On Thu, 3 Dec 2009, Bartlomiej Zolnierkiewicz wrote:
On Thursday 03 December 2009 09:39:39 pm Jeff Garzik wrote:
On 12/03/2009 03:26 PM, Bartlomiej Zolnierkiewicz wrote:
On Thursday 03 December 2009 09:11:19 pm Jeff Garzik wrote:
On 12/03/2009 02:45 PM, Bartlomiej Zolnierkiewicz wrote:
On Thursday 03 December 2009 06:53:59 pm Jeff Garzik wrote:
On 12/03/2009 07:39 AM, Bartlomiej Zolnierkiewicz wrote:
On Thursday 03 December 2009 09:07:41 am Jeff Garzik wrote:
The merge window is upon us, which by strict rules means that anything
not already in libata-dev.git#upstream needs to wait until 2.6.34.
However, bug fixes and the like should definitely be in 2.6.33.
->init_host is definitely 2.6.34 material. Some of the other stuff
could go either way.
If you would like to apply some of my patches to 2.6.33 you are more than
welcome to do it. I can even prepare separate git tree with specific changes
to make it easier for you once you tell me which changes you would like to
see in it.
OK, great.
Can you prepare a patchset containing only fixes? Comment-only changes
are acceptable too. Trivial changes too, if they are extremely trivial :)
Include nothing that adds features, removes or unifies drivers, etc.

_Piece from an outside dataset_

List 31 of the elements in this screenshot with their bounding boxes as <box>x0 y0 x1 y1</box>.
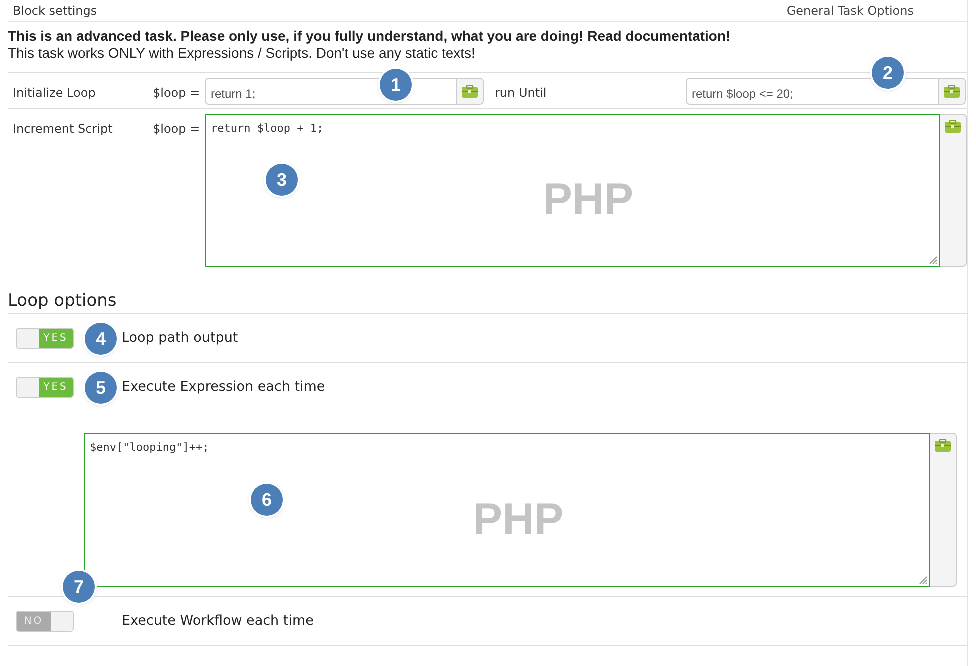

Since this is pretty high-level description and some changes fall into
many categories at once (i.e. addition of proper PCI Power Management
handling could be considered both as a fix and as a feature) I prepared
a rather conservative set of changes (which means that unfortunately
it misses many enhancements available in my tree):
Please do it in standard kernel submit form, which is either
(a) repost the patches (yes, again) being submitted for 2.6.33, or
(b) a standard git pull request, which includes shortlog, diffstat, and
all-in-one diff.
Thank you for the detailed explanation of the standard kernel submit
form (I wonder how would I know this otherwise :) but the thing is that
at the current moment I'm not submitting anything to the upstream.
Ok, that explains my confusion, then. I had thought you intended to get
this stuff upstream, and into users' hands.
Interesting argument but the vast majority of users use distribution kernels
which are not upstream and I doubt that any self-respecting distribution would
miss such amount of fixes.
Interesting argument, but applied across 1000+ developers this is
clearly an unscalable development model for distributions. Thus,
Interesting that you have brought distributions' convenience before
non-distribution developers' one.
and you are leaving those of us who use kernel.org out in the cold
(forcing all non-distribution users to go through all the work that Jeff
described)
I'm not sure who you see as benifiting from this approach.